One of the consultants most involved in the treatment of haemophiliacs told the tribunal yesterday that he felt "let down" by the Blood Transfusion Service Board for not giving adequate information on the products which it was supplying to hospitals at the time of the HIV crisis.
Prof Ernest Egan, a consultant haematologist at University College Hospital Galway, said he believed it was the duty of the board, as the producer and supplier of products, to keep those involved in treatment informed of developments.
He said he found it "very disappointing" to learn only in August 1986 that a number of haemophilia B patients had tested positive for HIV as a result of using non-heat-treated Factor 9 made at Pelican House. This was at least three months after the board was aware of the infections.
In a letter replying to Prof Egan's concerns in September 1986, Dr Terry Walsh, a consultant with the board, said he thought he had discussed the Factor 9 issue with Prof Egan on one of his visits to Galway.
Asked what recollection he had of this, however, Prof Egan said: "None whatsoever." He added: "I could not imagine just sitting on that information if I had received it."
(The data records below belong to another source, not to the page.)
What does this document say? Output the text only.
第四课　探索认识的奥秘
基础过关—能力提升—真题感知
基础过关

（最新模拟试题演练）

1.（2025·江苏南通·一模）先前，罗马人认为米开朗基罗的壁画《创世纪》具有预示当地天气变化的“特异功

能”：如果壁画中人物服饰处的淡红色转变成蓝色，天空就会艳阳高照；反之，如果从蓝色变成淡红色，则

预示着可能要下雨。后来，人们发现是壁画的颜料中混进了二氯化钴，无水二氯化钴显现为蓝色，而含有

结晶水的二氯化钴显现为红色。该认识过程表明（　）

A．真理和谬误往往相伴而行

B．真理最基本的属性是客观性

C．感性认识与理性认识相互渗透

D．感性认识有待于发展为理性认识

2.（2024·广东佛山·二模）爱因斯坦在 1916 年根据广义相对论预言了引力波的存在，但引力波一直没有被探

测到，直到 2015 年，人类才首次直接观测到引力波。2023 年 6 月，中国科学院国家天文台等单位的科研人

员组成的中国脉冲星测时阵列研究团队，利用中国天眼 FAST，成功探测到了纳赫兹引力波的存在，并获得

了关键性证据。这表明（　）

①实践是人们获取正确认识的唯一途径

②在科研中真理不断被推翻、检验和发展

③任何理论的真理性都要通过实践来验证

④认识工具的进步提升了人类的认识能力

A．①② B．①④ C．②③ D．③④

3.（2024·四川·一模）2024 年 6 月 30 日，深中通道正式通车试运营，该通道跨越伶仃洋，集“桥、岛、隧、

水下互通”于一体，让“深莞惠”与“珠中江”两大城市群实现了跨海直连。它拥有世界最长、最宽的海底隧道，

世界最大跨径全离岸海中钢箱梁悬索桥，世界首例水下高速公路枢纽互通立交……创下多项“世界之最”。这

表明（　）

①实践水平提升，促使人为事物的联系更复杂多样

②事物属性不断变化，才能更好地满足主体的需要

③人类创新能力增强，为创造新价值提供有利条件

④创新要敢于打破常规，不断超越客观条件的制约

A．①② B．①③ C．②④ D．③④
Prof Egan's concern with the BTSB's handling of the Factor 9 issue stretched back to January 1986, when he wrote to the board complaining that he still had unscreened and non-heat-treated product in stock when other hospitals, such as St James's in Dublin, were using heat-treated Factor 9.
He said his concern was that Galway was not getting the same products as other centres and, as a result, was "a bit out of step."
His letter to the board appeared to have been written two days after Dr Egan had administered 1,700 units of non-heat-treated Factor 9 (batch number 90753) to a patient in Galway. The batch was subsequently found to have been infectious, although the patient, along with all other patients in Galway, avoided contracting HIV.
Prof Egan said that subsequent to writing the letter he ceased using BTSB Factor 9 until Pelican House replaced his stocks with heat-treated material in May.
He said his understanding was that the replacement product was both heat-treated and screened for HIV. However, this was not the case, as the BTSB had yet to produce a screened Factor 9 product.
Prof Egan said he felt he had been let down by the service, as he had been provided with a product which was different from the specification he had asked for.
He agreed that he felt a "double disappointment", first, at the board's failure to supply him with the product he desired and, second, at its failure to inform him of the infections which had been caused by Pelican House Factor 9.
In evidence to the tribunal, Dr Walsh said Prof Egan should have received a notice in January 1986, sent by the board to all hospitals, recommending that only heat-treated Factor 9 be used.
Prof Egan said he had no recollection of receiving the notice and he found it "inconceivable" that he could have received it and not acted upon it.